Our Assumption About What Is Attractive To Men Is All Wrong. Science Says You Place Too Much Importance On Your Weight, He Doesn’t
A thorough check of reality waits for us as we check our Instagram where ironically, everything isn’t what it seems. A quick scroll will make you realise that almost everybody has mastered the art of altering their images with the best photo-editing apps. You have a beauty filter that chisels your jawline, smoothens your skin tone, and even make your eyes look bigger. Some of us even rely on full-fledged editing to make our waist smaller and breasts bigger.
Why do we do this? We don’t care who views our stories after our crush has seen it. And to make him like us better, we gotta fit into the body type image we assume that men like. We often tend to rate our physical aesthetics based on how attractive we are to the gender we are interested in. And often, that perception is flawed too, much like the basis of our self-worth.
According to research conducted by Xue Lei and David Perrett, “Thin and muscular have been characterized as ideals for women and men, respectively. Little research has investigated whether men and women have accurate perceptions of opposite‐sex preferences of thinness and muscularity.” The study published in the British Journal of Psychology reveals, “Women overestimated the thinness that men prefer in a partner and men overestimated the heaviness and muscularity that women prefer in a partner. These misperceptions were more exaggerated for short‐term relationships than for long‐term relationships.”
So basically, women assume that men like them to be very thin, especially when they are looking for short-term romance. And men assumed that women find muscular men more physically appealing.
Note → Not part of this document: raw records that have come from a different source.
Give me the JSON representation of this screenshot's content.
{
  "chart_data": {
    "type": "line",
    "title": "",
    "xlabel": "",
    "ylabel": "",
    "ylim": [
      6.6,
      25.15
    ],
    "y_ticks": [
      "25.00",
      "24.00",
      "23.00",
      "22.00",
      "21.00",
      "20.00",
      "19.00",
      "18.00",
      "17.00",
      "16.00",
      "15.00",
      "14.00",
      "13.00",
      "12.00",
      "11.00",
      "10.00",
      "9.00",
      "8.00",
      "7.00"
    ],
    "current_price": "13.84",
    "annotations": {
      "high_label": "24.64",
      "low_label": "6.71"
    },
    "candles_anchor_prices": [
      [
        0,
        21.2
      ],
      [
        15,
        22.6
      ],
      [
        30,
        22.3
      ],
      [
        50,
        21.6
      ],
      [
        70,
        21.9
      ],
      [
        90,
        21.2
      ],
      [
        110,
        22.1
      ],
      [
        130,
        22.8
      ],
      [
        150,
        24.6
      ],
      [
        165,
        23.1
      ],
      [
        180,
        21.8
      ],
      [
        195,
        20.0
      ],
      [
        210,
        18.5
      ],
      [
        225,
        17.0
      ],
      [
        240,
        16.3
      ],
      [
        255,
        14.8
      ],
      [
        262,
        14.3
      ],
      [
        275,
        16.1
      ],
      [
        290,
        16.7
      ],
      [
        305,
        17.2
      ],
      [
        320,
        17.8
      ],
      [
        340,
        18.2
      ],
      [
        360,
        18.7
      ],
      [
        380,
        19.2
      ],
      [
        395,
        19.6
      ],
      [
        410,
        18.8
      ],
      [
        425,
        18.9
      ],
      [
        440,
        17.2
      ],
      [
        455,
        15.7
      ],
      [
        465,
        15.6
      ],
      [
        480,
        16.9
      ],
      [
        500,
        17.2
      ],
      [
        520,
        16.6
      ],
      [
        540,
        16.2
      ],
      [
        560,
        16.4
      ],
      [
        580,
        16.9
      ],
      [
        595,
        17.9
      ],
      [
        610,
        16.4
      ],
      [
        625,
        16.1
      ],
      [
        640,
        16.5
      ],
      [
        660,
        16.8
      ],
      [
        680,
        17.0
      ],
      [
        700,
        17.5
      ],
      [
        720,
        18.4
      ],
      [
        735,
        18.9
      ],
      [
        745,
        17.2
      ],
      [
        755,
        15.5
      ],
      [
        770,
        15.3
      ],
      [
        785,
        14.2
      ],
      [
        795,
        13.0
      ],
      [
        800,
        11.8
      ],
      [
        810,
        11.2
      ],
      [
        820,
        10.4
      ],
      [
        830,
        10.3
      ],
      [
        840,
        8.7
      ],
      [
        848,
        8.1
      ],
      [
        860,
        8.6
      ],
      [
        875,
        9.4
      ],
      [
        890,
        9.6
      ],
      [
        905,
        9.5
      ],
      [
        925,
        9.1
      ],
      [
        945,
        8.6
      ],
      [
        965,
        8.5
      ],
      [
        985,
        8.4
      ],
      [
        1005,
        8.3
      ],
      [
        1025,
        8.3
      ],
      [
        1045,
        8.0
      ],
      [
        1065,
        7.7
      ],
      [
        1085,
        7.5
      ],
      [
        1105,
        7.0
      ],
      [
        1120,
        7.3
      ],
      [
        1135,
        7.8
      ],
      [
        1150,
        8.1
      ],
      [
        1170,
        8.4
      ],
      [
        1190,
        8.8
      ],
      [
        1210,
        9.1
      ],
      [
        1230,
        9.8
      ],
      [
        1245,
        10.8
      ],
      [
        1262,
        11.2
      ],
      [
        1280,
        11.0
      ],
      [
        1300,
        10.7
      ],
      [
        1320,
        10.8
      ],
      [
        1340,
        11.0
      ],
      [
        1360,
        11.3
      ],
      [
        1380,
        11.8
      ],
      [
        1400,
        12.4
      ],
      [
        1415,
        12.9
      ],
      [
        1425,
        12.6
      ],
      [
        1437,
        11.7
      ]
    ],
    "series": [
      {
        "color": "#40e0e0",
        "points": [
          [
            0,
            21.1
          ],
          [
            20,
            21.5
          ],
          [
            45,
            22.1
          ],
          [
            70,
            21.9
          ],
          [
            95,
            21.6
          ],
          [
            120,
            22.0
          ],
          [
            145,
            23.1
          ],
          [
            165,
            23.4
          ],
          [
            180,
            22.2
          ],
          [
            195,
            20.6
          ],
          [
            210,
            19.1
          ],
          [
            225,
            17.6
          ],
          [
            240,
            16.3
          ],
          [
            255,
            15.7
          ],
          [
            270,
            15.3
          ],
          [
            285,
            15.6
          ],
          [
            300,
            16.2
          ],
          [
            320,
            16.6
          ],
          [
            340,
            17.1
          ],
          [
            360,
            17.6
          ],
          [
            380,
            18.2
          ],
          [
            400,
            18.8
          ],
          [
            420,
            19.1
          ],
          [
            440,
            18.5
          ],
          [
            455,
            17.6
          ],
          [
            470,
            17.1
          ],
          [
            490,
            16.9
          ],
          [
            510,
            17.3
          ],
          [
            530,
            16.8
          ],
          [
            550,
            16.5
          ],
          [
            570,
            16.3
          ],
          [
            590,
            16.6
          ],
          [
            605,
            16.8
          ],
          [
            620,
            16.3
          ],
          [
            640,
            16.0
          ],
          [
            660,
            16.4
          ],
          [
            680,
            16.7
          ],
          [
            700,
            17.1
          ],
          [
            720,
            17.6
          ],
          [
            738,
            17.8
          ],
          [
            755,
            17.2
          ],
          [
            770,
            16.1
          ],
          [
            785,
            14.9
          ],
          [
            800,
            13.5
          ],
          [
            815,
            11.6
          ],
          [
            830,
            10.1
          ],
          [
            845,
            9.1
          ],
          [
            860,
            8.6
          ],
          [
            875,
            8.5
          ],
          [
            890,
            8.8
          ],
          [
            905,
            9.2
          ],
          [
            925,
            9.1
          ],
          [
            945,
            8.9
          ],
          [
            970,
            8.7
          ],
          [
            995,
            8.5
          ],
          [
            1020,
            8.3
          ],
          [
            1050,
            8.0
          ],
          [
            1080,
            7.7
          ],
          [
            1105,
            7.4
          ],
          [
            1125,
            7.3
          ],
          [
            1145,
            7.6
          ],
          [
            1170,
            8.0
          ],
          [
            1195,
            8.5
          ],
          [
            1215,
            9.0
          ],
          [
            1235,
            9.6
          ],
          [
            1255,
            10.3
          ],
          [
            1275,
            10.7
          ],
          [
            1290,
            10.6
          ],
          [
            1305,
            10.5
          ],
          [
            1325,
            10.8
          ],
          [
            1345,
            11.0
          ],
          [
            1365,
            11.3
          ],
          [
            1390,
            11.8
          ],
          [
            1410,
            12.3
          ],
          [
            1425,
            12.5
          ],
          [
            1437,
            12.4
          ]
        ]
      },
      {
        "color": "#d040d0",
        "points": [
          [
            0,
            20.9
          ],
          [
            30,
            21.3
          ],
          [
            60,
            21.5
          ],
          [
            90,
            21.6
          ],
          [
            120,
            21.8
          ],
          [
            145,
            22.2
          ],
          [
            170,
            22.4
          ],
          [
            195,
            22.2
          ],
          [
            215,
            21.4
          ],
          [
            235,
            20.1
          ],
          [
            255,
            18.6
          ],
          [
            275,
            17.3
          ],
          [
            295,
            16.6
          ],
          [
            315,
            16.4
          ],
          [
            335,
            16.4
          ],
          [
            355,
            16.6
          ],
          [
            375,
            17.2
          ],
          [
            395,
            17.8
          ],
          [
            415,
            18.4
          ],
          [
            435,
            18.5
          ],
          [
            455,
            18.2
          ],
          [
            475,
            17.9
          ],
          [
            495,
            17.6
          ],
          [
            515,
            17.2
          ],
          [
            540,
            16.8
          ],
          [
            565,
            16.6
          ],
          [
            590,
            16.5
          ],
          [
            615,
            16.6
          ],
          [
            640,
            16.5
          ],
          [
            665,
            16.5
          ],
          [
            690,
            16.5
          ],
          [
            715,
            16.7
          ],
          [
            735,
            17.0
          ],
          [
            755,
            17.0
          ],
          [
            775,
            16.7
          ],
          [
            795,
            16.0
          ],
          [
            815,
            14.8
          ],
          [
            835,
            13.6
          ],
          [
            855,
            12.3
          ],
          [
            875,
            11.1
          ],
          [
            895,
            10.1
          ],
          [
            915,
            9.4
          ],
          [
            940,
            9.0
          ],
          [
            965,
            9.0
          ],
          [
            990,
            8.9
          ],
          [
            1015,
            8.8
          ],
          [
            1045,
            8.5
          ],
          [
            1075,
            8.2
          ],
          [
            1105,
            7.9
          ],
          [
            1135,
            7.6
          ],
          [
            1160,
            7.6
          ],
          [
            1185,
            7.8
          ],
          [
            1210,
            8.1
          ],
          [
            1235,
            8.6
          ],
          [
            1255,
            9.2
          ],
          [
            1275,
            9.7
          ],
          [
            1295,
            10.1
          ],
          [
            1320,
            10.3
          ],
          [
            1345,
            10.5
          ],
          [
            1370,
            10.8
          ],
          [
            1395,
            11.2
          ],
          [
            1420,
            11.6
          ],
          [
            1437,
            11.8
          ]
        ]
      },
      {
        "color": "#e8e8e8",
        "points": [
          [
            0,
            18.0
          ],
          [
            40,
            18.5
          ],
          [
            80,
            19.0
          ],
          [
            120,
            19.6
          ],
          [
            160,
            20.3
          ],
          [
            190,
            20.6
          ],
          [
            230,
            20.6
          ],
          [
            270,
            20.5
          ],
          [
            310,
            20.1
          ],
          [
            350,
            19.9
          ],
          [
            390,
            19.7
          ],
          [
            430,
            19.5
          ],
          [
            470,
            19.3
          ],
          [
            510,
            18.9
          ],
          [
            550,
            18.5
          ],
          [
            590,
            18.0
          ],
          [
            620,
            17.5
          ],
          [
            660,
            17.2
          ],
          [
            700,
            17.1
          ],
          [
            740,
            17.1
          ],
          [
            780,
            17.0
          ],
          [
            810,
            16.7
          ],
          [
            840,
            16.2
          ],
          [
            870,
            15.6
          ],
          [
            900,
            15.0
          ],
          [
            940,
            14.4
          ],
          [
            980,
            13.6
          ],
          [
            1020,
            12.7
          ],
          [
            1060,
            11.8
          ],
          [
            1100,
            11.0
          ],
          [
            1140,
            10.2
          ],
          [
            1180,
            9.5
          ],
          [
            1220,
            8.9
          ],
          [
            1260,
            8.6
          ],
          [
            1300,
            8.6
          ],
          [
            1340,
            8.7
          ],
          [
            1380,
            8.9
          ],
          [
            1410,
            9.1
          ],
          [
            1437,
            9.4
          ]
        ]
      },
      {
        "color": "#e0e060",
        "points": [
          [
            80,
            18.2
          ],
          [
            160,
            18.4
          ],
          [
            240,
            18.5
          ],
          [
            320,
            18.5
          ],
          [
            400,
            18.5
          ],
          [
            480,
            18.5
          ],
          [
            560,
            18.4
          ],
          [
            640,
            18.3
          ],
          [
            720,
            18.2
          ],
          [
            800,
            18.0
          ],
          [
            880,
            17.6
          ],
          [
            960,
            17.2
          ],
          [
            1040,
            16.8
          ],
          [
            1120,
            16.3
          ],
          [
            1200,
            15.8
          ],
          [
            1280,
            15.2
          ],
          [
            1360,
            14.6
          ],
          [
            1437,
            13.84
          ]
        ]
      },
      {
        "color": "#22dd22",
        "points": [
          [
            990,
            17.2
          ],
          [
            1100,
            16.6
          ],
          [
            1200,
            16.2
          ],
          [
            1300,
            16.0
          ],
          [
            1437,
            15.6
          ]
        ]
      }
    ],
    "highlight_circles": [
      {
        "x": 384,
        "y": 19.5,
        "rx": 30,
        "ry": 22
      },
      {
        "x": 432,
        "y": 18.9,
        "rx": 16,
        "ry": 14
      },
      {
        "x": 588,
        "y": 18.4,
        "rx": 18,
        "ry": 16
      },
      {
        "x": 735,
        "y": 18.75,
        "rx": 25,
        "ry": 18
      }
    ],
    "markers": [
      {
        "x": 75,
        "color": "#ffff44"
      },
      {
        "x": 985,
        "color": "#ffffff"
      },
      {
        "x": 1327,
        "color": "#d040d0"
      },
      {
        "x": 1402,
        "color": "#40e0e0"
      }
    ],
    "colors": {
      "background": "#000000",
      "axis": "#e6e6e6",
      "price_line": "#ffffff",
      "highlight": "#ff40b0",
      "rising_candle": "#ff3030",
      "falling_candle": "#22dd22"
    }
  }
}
Both sexes believed that these criteria may not matter in long-term relationships where you’re drawn to a wider spectrum of qualities in your potential partner.
Authors of the study, Xue Lei and David Perrett were quoted by Psypost.org, “One study has shown that women’s misperception of men’s preference for thinness is associated with eating disorders (Bergstrom, Neighbors, & Lewis, 2004). Specifically, the higher the discrepancy between women’s estimate of men’s preference for women’s thinness and men’s actual preference, the more unhealthy eating attitudes women report.” This perception can result in people having negative body image if their body doesn’t match what they think is attractive to their gender of interest. In fact, more often than not, their assumptions may not even be true.
Honestly, I think we put too much effort into trying to look more attractive for those we’re interested in. We change the way we dress, the way we do our makeup, etc just so we can fit into each other’s preferable type. We think too much about our bodies and feel dissatisfaction when it isn’t the promoted 36-24-36 figure. The study reads, “The results illustrate the importance of investigating misperceptions of opposite‐sex preferences and raise the possibility that correcting misperceptions might have utility in reducing body dissatisfaction or eating disorders.” Maybe we should just love our bodies and find someone who would love them, without wanting to alter them.